This is an amended, updated version of the blog posted a couple of hours ago...
An interesting teacher called John Clark is holding a series of classes on Dylan's work ("Bob Dylan Revisited") for the Center for Lifelong Learning at Emory University, Atlanta - and for the first of these, two weeks tonight (ie. on Wednesday 12th October), I have been invited to come along and join in the discussion. It's not free to attend, and people can't just attend one session: they must sign up for the whole course - but anyone can enrol.
The class meets from 7 to 9pm. The building and room number on Emory's campus is still undetermined.
The plan for that first week is to talk about Dylan's political roots in Guthrie/Seeger/Almanac Singers, his prophetic posture and eventual distancing of himself from Seeger and the liberal agenda. And to touch briefly on the connection between the cover songs on Dylan's very first album, his exposure to Harry Smith's albums and the Lomax archives, the cover songs on the more recent World Gone Wrong and Good As I Been to You, and the way he seems to be reaching back to those old sources again on his more recent albums (e.g. Sugar Baby).
I'm not sure what the other weeks will cover, except that Week 3 (of 5) will cover Blood on the Tracks, Desire and Street Legal, plus video selections from Renaldo and Clara.

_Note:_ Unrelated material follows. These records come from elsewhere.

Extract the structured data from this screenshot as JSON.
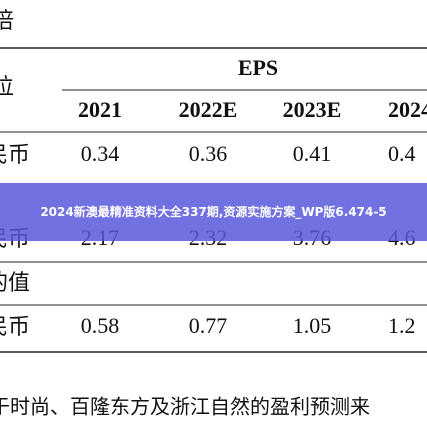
{
  "header": {
    "title": "倍"
  },
  "table": {
    "unit_label": "位",
    "group_header": "EPS",
    "columns": [
      "2021",
      "2022E",
      "2023E",
      "2024"
    ],
    "rows": [
      [
        "民币",
        "0.34",
        "0.36",
        "0.41",
        "0.4"
      ],
      [
        "民币",
        "2.17",
        "2.32",
        "3.76",
        "4.6"
      ]
    ],
    "section_label": "的值",
    "rows2": [
      [
        "民币",
        "0.58",
        "0.77",
        "1.05",
        "1.2"
      ]
    ]
  },
  "banner": {
    "text": "2024新澳最精准资料大全337期,资源实施方案_WP版6.474-5"
  },
  "footer": {
    "text": "于时尚、百隆东方及浙江自然的盈利预测来"
  }
}
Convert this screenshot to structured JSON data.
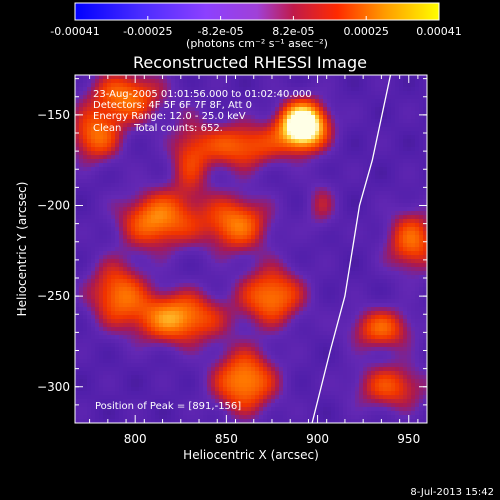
{
  "chart_data": {
    "type": "heatmap",
    "title": "Reconstructed RHESSI Image",
    "xlabel": "Heliocentric X (arcsec)",
    "ylabel": "Heliocentric Y (arcsec)",
    "xlim": [
      767,
      960
    ],
    "ylim": [
      -320,
      -128
    ],
    "xticks": [
      {
        "value": 800,
        "label": "800"
      },
      {
        "value": 850,
        "label": "850"
      },
      {
        "value": 900,
        "label": "900"
      },
      {
        "value": 950,
        "label": "950"
      }
    ],
    "yticks": [
      {
        "value": -150,
        "label": "−150"
      },
      {
        "value": -200,
        "label": "−200"
      },
      {
        "value": -250,
        "label": "−250"
      },
      {
        "value": -300,
        "label": "−300"
      }
    ],
    "annotations": [
      "23-Aug-2005 01:01:56.000 to 01:02:40.000",
      "Detectors: 4F 5F 6F 7F 8F, Att 0",
      "Energy Range: 12.0 - 25.0 keV",
      "Clean    Total counts: 652."
    ],
    "peak_label": "Position of Peak = [891,-156]",
    "peak": {
      "x": 891,
      "y": -156
    },
    "limb": [
      {
        "x": 940,
        "y": -128
      },
      {
        "x": 930,
        "y": -175
      },
      {
        "x": 923,
        "y": -200
      },
      {
        "x": 915,
        "y": -250
      },
      {
        "x": 907,
        "y": -280
      },
      {
        "x": 897,
        "y": -320
      }
    ],
    "blobs": [
      {
        "x": 892,
        "y": -156,
        "sx": 9,
        "sy": 9,
        "a": 1.0
      },
      {
        "x": 858,
        "y": -167,
        "sx": 16,
        "sy": 9,
        "a": 0.42
      },
      {
        "x": 795,
        "y": -140,
        "sx": 14,
        "sy": 10,
        "a": 0.45
      },
      {
        "x": 778,
        "y": -162,
        "sx": 10,
        "sy": 10,
        "a": 0.42
      },
      {
        "x": 812,
        "y": -208,
        "sx": 14,
        "sy": 11,
        "a": 0.5
      },
      {
        "x": 855,
        "y": -210,
        "sx": 13,
        "sy": 11,
        "a": 0.46
      },
      {
        "x": 790,
        "y": -248,
        "sx": 11,
        "sy": 12,
        "a": 0.42
      },
      {
        "x": 823,
        "y": -262,
        "sx": 17,
        "sy": 10,
        "a": 0.54
      },
      {
        "x": 875,
        "y": -250,
        "sx": 12,
        "sy": 11,
        "a": 0.48
      },
      {
        "x": 860,
        "y": -297,
        "sx": 12,
        "sy": 12,
        "a": 0.52
      },
      {
        "x": 935,
        "y": -268,
        "sx": 12,
        "sy": 8,
        "a": 0.4
      },
      {
        "x": 952,
        "y": -220,
        "sx": 10,
        "sy": 12,
        "a": 0.42
      },
      {
        "x": 940,
        "y": -300,
        "sx": 14,
        "sy": 9,
        "a": 0.36
      },
      {
        "x": 830,
        "y": -175,
        "sx": 8,
        "sy": 16,
        "a": 0.28
      },
      {
        "x": 902,
        "y": -200,
        "sx": 6,
        "sy": 10,
        "a": 0.2
      }
    ]
  },
  "colorbar": {
    "ticks": [
      "-0.00041",
      "-0.00025",
      "-8.2e-05",
      "8.2e-05",
      "0.00025",
      "0.00041"
    ],
    "unit": "(photons cm⁻² s⁻¹ asec⁻²)",
    "vmin": -0.00041,
    "vmax": 0.00041
  },
  "timestamp": "8-Jul-2013 15:42"
}
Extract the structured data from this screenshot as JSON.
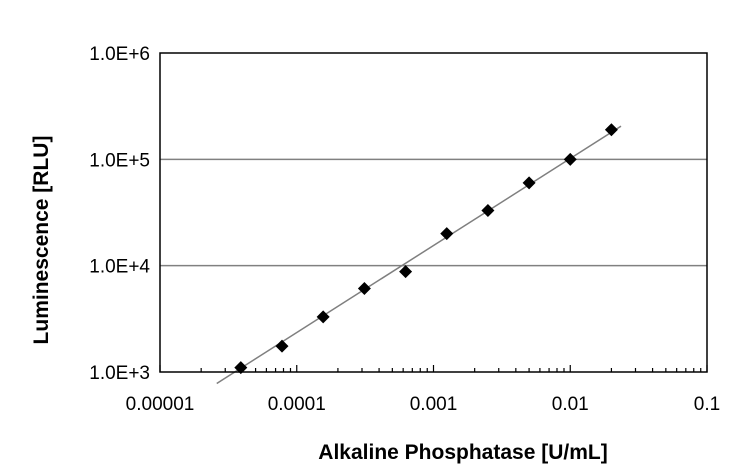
{
  "chart_data": {
    "type": "scatter",
    "title": "",
    "xlabel": "Alkaline Phosphatase [U/mL]",
    "ylabel": "Luminescence [RLU]",
    "xscale": "log",
    "yscale": "log",
    "xlim": [
      1e-05,
      0.1
    ],
    "ylim": [
      1000,
      1000000
    ],
    "x_tick_values": [
      1e-05,
      0.0001,
      0.001,
      0.01,
      0.1
    ],
    "x_tick_labels": [
      "0.00001",
      "0.0001",
      "0.001",
      "0.01",
      "0.1"
    ],
    "y_tick_values": [
      1000,
      10000,
      100000,
      1000000
    ],
    "y_tick_labels": [
      "1.0E+3",
      "1.0E+4",
      "1.0E+5",
      "1.0E+6"
    ],
    "grid": "horizontal major gridlines",
    "legend": "none",
    "marker": "diamond",
    "colors": {
      "marker": "#000000",
      "trendline": "#7f7f7f",
      "grid": "#808080",
      "frame": "#000000"
    },
    "series": [
      {
        "points": [
          {
            "x": 3.9e-05,
            "y": 1100
          },
          {
            "x": 7.8e-05,
            "y": 1750
          },
          {
            "x": 0.000156,
            "y": 3300
          },
          {
            "x": 0.0003125,
            "y": 6100
          },
          {
            "x": 0.000625,
            "y": 8800
          },
          {
            "x": 0.00125,
            "y": 20000
          },
          {
            "x": 0.0025,
            "y": 33000
          },
          {
            "x": 0.005,
            "y": 60000
          },
          {
            "x": 0.01,
            "y": 100000
          },
          {
            "x": 0.02,
            "y": 190000
          }
        ]
      }
    ],
    "trendline": {
      "type": "power",
      "points": [
        {
          "x": 2.6e-05,
          "y": 780
        },
        {
          "x": 0.0235,
          "y": 205000
        }
      ]
    }
  }
}
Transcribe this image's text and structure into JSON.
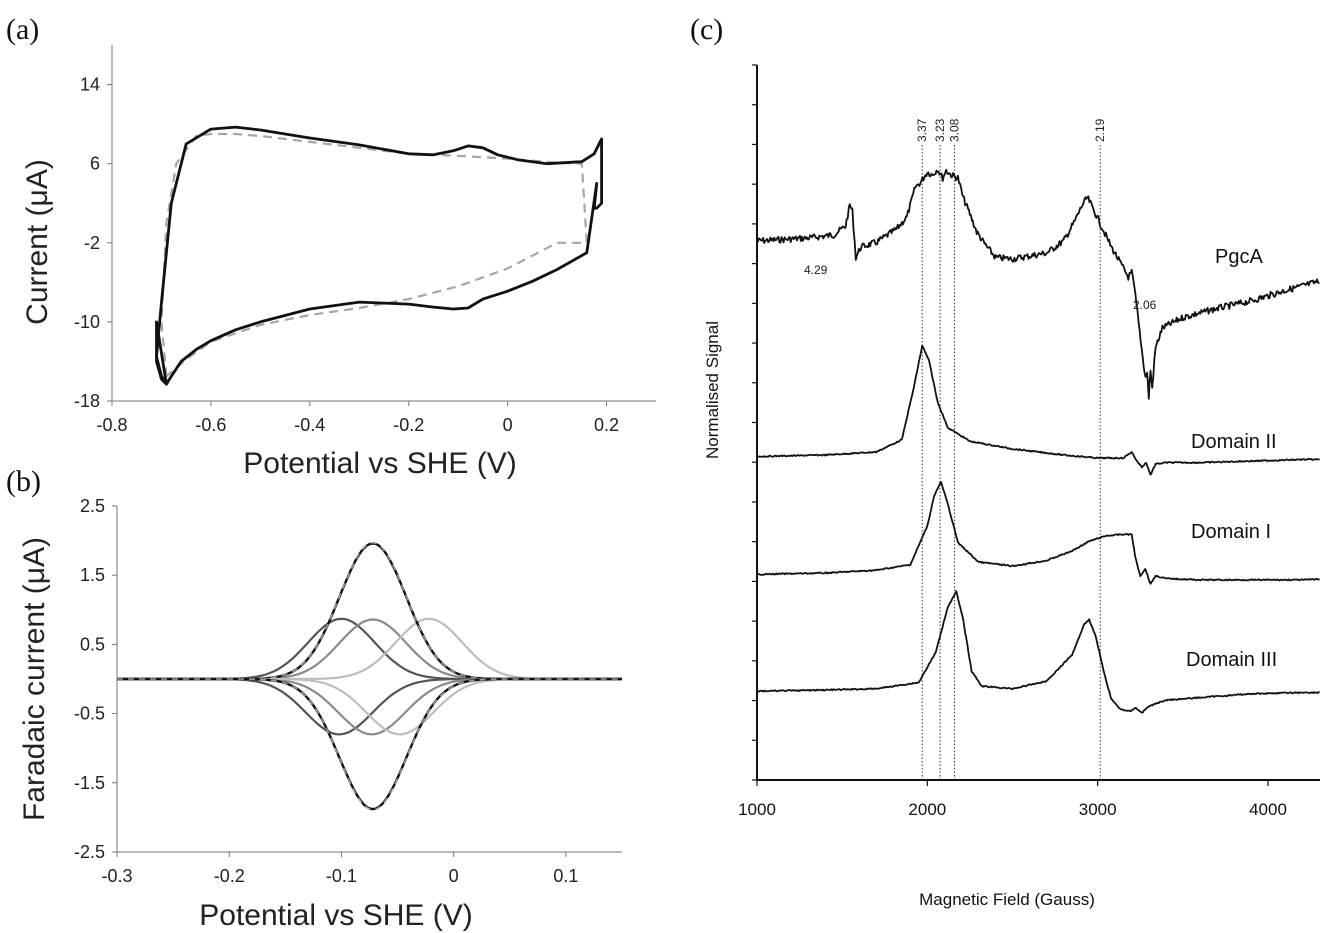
{
  "chart_data": [
    {
      "panel": "(a)",
      "type": "line",
      "xlabel": "Potential vs SHE (V)",
      "ylabel": "Current (μA)",
      "xlim": [
        -0.8,
        0.3
      ],
      "ylim": [
        -18,
        18
      ],
      "xticks": [
        -0.8,
        -0.6,
        -0.4,
        -0.2,
        0,
        0.2
      ],
      "xtick_labels": [
        "-0.8",
        "-0.6",
        "-0.4",
        "-0.2",
        "0",
        "0.2"
      ],
      "yticks": [
        -18,
        -10,
        -2,
        6,
        14
      ],
      "ytick_labels": [
        "-18",
        "-10",
        "-2",
        "6",
        "14"
      ],
      "grid": false,
      "series": [
        {
          "style": "solid",
          "color": "#111111",
          "x": [
            -0.69,
            -0.7,
            -0.71,
            -0.7,
            -0.68,
            -0.65,
            -0.6,
            -0.55,
            -0.5,
            -0.4,
            -0.3,
            -0.2,
            -0.15,
            -0.11,
            -0.08,
            -0.05,
            -0.02,
            0.02,
            0.08,
            0.15,
            0.175,
            0.19,
            0.19,
            0.18,
            0.175,
            0.18,
            0.16,
            0.1,
            0.05,
            0.0,
            -0.05,
            -0.08,
            -0.11,
            -0.15,
            -0.2,
            -0.3,
            -0.4,
            -0.5,
            -0.55,
            -0.6,
            -0.63,
            -0.66,
            -0.68,
            -0.69,
            -0.7,
            -0.71,
            -0.71,
            -0.69
          ],
          "y": [
            -16.3,
            -15.5,
            -13.5,
            -8.0,
            2.0,
            8.0,
            9.5,
            9.7,
            9.4,
            8.6,
            7.9,
            7.0,
            6.9,
            7.3,
            7.8,
            7.6,
            6.9,
            6.4,
            6.0,
            6.2,
            7.0,
            8.5,
            2.0,
            1.5,
            1.5,
            4.0,
            -3.0,
            -4.7,
            -5.9,
            -6.9,
            -7.7,
            -8.6,
            -8.7,
            -8.5,
            -8.2,
            -8.0,
            -8.7,
            -10.0,
            -10.8,
            -11.9,
            -12.8,
            -14.0,
            -15.5,
            -16.3,
            -15.8,
            -14.0,
            -10.0,
            -16.3
          ]
        },
        {
          "style": "dashed",
          "color": "#a6a6a6",
          "x": [
            -0.69,
            -0.7,
            -0.69,
            -0.67,
            -0.63,
            -0.6,
            -0.55,
            -0.5,
            -0.4,
            -0.3,
            -0.2,
            -0.1,
            0.0,
            0.1,
            0.15,
            0.16,
            0.1,
            0.0,
            -0.1,
            -0.2,
            -0.3,
            -0.4,
            -0.5,
            -0.6,
            -0.65,
            -0.69
          ],
          "y": [
            -15.5,
            -10.0,
            0.0,
            6.0,
            8.8,
            9.0,
            9.0,
            8.8,
            8.2,
            7.6,
            7.0,
            6.8,
            6.5,
            6.1,
            6.0,
            -2.0,
            -2.0,
            -4.6,
            -6.4,
            -7.7,
            -8.6,
            -9.3,
            -10.3,
            -12.0,
            -13.8,
            -15.5
          ]
        }
      ]
    },
    {
      "panel": "(b)",
      "type": "line",
      "xlabel": "Potential vs SHE (V)",
      "ylabel": "Faradaic current (μA)",
      "xlim": [
        -0.3,
        0.15
      ],
      "ylim": [
        -2.5,
        2.5
      ],
      "xticks": [
        -0.3,
        -0.2,
        -0.1,
        0,
        0.1
      ],
      "xtick_labels": [
        "-0.3",
        "-0.2",
        "-0.1",
        "0",
        "0.1"
      ],
      "yticks": [
        -2.5,
        -1.5,
        -0.5,
        0.5,
        1.5,
        2.5
      ],
      "ytick_labels": [
        "-2.5",
        "-1.5",
        "-0.5",
        "0.5",
        "1.5",
        "2.5"
      ],
      "grid": false,
      "peaks_oxidative": [
        {
          "center": -0.1,
          "height": 0.87,
          "color": "#555555"
        },
        {
          "center": -0.072,
          "height": 0.86,
          "color": "#8a8a8a"
        },
        {
          "center": -0.022,
          "height": 0.87,
          "color": "#bdbdbd"
        },
        {
          "center": -0.072,
          "height": 1.96,
          "color": "#111111",
          "label_role": "total"
        }
      ],
      "peaks_reductive": [
        {
          "center": -0.102,
          "height": -0.8,
          "color": "#555555"
        },
        {
          "center": -0.073,
          "height": -0.8,
          "color": "#8a8a8a"
        },
        {
          "center": -0.048,
          "height": -0.8,
          "color": "#bdbdbd"
        },
        {
          "center": -0.072,
          "height": -1.88,
          "color": "#111111",
          "label_role": "total"
        }
      ],
      "fit_color": "#9a9a9a",
      "peak_width": 0.042
    },
    {
      "panel": "(c)",
      "type": "line",
      "xlabel": "Magnetic Field (Gauss)",
      "ylabel": "Normalised Signal",
      "xlim": [
        1000,
        4400
      ],
      "xticks": [
        1000,
        2000,
        3000,
        4000
      ],
      "xtick_labels": [
        "1000",
        "2000",
        "3000",
        "4000"
      ],
      "grid": false,
      "g_lines": [
        {
          "label": "3.37",
          "field": 1970
        },
        {
          "label": "3.23",
          "field": 2075
        },
        {
          "label": "3.08",
          "field": 2160
        },
        {
          "label": "2.19",
          "field": 3015
        }
      ],
      "series": [
        {
          "name": "PgcA",
          "x": [
            1000,
            1300,
            1450,
            1520,
            1545,
            1560,
            1580,
            1610,
            1700,
            1820,
            1880,
            1930,
            1960,
            2000,
            2030,
            2060,
            2090,
            2110,
            2140,
            2180,
            2210,
            2250,
            2290,
            2330,
            2400,
            2500,
            2600,
            2700,
            2800,
            2860,
            2910,
            2940,
            2980,
            3030,
            3080,
            3130,
            3180,
            3200,
            3215,
            3240,
            3265,
            3280,
            3290,
            3300,
            3310,
            3320,
            3340,
            3380,
            3500,
            3700,
            3900,
            4100,
            4300,
            4400
          ],
          "y": [
            0.16,
            0.18,
            0.2,
            0.26,
            0.4,
            0.36,
            0.05,
            0.12,
            0.15,
            0.24,
            0.32,
            0.52,
            0.55,
            0.62,
            0.6,
            0.64,
            0.58,
            0.63,
            0.6,
            0.58,
            0.45,
            0.34,
            0.22,
            0.15,
            0.05,
            0.04,
            0.06,
            0.08,
            0.16,
            0.28,
            0.4,
            0.45,
            0.36,
            0.24,
            0.12,
            0.02,
            -0.08,
            -0.05,
            -0.15,
            -0.38,
            -0.62,
            -0.75,
            -0.72,
            -0.88,
            -0.7,
            -0.82,
            -0.55,
            -0.42,
            -0.35,
            -0.29,
            -0.24,
            -0.17,
            -0.11,
            -0.08
          ]
        },
        {
          "name": "Domain II",
          "x": [
            1000,
            1400,
            1700,
            1850,
            1920,
            1970,
            2010,
            2060,
            2120,
            2250,
            2500,
            2800,
            3000,
            3150,
            3200,
            3230,
            3260,
            3285,
            3310,
            3340,
            3400,
            3600,
            3900,
            4200,
            4400
          ],
          "y": [
            -0.01,
            0.0,
            0.02,
            0.1,
            0.44,
            0.72,
            0.62,
            0.35,
            0.18,
            0.09,
            0.04,
            0.0,
            -0.02,
            -0.02,
            0.02,
            -0.04,
            -0.08,
            -0.05,
            -0.13,
            -0.06,
            -0.05,
            -0.05,
            -0.04,
            -0.03,
            -0.03
          ]
        },
        {
          "name": "Domain I",
          "x": [
            1000,
            1400,
            1700,
            1900,
            2000,
            2040,
            2080,
            2120,
            2180,
            2300,
            2500,
            2700,
            2850,
            2950,
            3050,
            3150,
            3200,
            3220,
            3250,
            3280,
            3310,
            3340,
            3400,
            3600,
            3900,
            4200,
            4400
          ],
          "y": [
            -0.01,
            0.0,
            0.02,
            0.06,
            0.34,
            0.56,
            0.66,
            0.5,
            0.22,
            0.08,
            0.05,
            0.09,
            0.16,
            0.23,
            0.27,
            0.28,
            0.28,
            0.12,
            -0.02,
            0.03,
            -0.08,
            -0.02,
            -0.04,
            -0.05,
            -0.05,
            -0.05,
            -0.04
          ]
        },
        {
          "name": "Domain III",
          "x": [
            1000,
            1400,
            1700,
            1950,
            2050,
            2120,
            2170,
            2210,
            2260,
            2320,
            2500,
            2700,
            2850,
            2920,
            2950,
            2990,
            3040,
            3080,
            3130,
            3190,
            3220,
            3260,
            3300,
            3340,
            3400,
            3600,
            3900,
            4200,
            4400
          ],
          "y": [
            -0.01,
            0.0,
            0.01,
            0.06,
            0.3,
            0.66,
            0.78,
            0.56,
            0.15,
            0.03,
            0.01,
            0.07,
            0.28,
            0.52,
            0.56,
            0.42,
            0.12,
            -0.07,
            -0.15,
            -0.17,
            -0.14,
            -0.18,
            -0.13,
            -0.11,
            -0.08,
            -0.06,
            -0.03,
            -0.02,
            -0.02
          ]
        }
      ],
      "annotations": [
        {
          "text": "4.29",
          "near_series": "PgcA",
          "field": 1390
        },
        {
          "text": "2.06",
          "near_series": "PgcA",
          "field": 3210
        }
      ]
    }
  ]
}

I'll be in the middle of my tour of talks about Hand Me My Travelin' Shoes: In Search of Blind Willie McTell when this course starts, but I'm happy to be able to take part in a Dylan event while I'm there.*
John Clark splits his work week between teaching high school and working on the support staff at DeKalb Technical College. He lives with his cat and wife, with the latter of whom he co-teaches another Evening at Emory course called the Meeting of the Minds. He has a Masters in Theology and has done graduate work in Popular Culture Studies. He is an avid moviegoer.
More information about the Emory University course here.
*I'm also giving the very last Bob Dylan & the Poetry of the Blues talk while I'm there, at Georgia Southern University, on October 22, 7pm. (The last UK one, at Sedbergh Book Festival last Friday, gave me a lovely venue and a very warm audience: a gratifying one to finish on.)